Professor of Peace and Reconciliation, McCormack Graduate School of Policy Studies, University of Massachusetts Boston
Former Minister of Transport, South Africa
Faculty, The Democracy Project, Bennington College
- Extra Credit Reading
Jane Fraser, Idyllic days on Robben Island, The Australian, November 10, 2006: “Maharaj spent 12 years on the notorious island after being found guilty of 177 counts of sabotage. Reports of his trial at the time described him as the most tortured political detainee in South Africa. But he saw his dream realised. ‘I always thought apartheid would come to an end,’ he says, ‘but I never thought that it would be in my lifetime, especially when I worked underground as secretary of the ANC from 1977; my chances of being killed must have been about 95 percent.'”
Doppelganger, New Orleans Diary: Catching Up, BOOKS, ETC.: Dear God. What Have I Done?, November 2, 2006: “The most moving portion of the evening, for me, was when Maharaj, who is a warm and gracious and witty and cultured man, became visibly moved when he talked about his greatest regret. He talked about the horrible feeling of powerlessness he felt as a political prisoner, which he was from the time he was 29 until he was 41”
Paul Edwards, Meeting Mac Maharaj, Infrastructuration, November 21, 2006: “There followed a polite exchange of maybe five substance-free sentences. Then he began his own explanation. When he received my email, he said, he was collaborating with somebody who’s writing his biography. They had discovered an archive of documents which they had believed destroyed.”
tremblings, you got my heart in a headlock, tremblings LiveJournal, April 30, 2007: “I am sick. Sick, sick, sick. Hugely sick.
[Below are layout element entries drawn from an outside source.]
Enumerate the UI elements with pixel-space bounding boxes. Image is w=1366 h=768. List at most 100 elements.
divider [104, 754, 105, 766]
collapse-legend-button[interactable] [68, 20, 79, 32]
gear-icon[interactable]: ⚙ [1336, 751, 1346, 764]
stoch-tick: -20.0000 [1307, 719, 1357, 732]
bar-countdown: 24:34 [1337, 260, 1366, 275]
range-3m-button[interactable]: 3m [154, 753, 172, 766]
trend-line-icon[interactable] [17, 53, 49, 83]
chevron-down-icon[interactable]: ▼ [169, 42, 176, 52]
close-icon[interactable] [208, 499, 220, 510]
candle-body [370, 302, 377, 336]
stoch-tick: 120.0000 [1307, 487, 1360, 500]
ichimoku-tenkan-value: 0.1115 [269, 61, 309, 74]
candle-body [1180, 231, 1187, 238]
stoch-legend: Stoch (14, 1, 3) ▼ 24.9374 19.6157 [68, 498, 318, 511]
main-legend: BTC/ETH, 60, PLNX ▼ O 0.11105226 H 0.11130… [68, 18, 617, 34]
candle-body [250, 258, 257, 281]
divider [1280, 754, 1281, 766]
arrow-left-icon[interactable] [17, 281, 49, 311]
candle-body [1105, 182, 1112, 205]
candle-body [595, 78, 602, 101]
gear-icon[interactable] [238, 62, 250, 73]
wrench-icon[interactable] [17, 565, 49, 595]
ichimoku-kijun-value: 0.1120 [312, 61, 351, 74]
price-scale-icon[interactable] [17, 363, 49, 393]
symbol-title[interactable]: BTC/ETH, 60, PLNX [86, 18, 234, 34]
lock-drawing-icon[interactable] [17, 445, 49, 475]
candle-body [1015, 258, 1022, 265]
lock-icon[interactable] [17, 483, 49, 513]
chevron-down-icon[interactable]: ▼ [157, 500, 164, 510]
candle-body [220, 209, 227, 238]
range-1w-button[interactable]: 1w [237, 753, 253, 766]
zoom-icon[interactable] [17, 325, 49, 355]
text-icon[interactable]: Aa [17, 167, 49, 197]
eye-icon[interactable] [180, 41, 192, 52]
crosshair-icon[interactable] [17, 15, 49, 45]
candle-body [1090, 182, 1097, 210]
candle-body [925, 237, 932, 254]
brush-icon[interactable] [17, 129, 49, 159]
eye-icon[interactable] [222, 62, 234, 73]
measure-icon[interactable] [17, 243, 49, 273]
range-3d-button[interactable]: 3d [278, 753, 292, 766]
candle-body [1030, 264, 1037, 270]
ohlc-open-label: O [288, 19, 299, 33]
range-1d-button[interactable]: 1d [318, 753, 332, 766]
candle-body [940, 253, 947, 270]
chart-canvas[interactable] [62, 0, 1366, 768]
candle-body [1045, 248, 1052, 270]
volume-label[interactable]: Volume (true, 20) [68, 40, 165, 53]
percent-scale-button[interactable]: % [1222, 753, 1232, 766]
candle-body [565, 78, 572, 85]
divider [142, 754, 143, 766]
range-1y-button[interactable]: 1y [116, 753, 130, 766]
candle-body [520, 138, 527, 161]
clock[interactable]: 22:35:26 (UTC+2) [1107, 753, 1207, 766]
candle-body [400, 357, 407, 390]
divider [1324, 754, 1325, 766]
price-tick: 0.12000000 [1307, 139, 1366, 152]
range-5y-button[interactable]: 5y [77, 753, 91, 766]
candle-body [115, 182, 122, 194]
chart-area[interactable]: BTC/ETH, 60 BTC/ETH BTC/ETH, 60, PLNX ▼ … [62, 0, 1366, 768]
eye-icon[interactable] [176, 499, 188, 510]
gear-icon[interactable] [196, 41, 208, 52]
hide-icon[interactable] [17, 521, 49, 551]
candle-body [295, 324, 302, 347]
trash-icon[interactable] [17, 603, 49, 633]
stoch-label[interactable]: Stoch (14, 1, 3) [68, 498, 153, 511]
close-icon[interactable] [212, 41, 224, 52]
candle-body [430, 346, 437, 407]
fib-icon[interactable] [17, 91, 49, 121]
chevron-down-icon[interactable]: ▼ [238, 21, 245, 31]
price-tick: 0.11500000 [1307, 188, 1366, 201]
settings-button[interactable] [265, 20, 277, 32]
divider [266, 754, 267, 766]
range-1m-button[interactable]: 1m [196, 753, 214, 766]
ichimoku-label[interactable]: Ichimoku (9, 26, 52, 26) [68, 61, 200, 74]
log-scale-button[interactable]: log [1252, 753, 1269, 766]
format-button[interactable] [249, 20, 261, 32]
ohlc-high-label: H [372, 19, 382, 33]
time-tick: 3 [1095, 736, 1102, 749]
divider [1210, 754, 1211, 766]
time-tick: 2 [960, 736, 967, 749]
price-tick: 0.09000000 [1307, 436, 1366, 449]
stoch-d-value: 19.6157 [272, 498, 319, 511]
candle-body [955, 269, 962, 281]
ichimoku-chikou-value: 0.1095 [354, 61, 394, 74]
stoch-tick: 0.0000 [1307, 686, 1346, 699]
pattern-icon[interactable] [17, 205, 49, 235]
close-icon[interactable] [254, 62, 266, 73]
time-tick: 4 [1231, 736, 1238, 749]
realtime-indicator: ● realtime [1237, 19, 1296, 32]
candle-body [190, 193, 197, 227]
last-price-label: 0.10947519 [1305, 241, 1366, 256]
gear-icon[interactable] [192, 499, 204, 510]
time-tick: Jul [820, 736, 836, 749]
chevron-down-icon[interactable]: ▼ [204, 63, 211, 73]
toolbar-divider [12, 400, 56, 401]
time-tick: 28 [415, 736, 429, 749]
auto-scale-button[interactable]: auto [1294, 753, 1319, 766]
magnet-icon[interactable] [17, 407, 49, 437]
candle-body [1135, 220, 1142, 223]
I can’t stress it enough, how sick I am. I’m repulsive. I repulse myself. I have seven minutes to make a decision on whether or not to go to my next class. On one hand, it’s a discussion-based class, and I know I won’t miss anything too terrible. On the other hand, it’s MAC MAHARAJ. On the first hand again, it’s MAC MAHARAJ, and I do NOT want him to see me snotting all over myself and coughing germs upon all present. Decisions, decisions.”
veggie booty, gee, officer krupke, veggie booty’s MySpace blog, December 20, 2006:
“What song makes you happy?
‘Shaft’ by Isaac Hayes, except make it about Mac Maharaj instead of John Shaft.”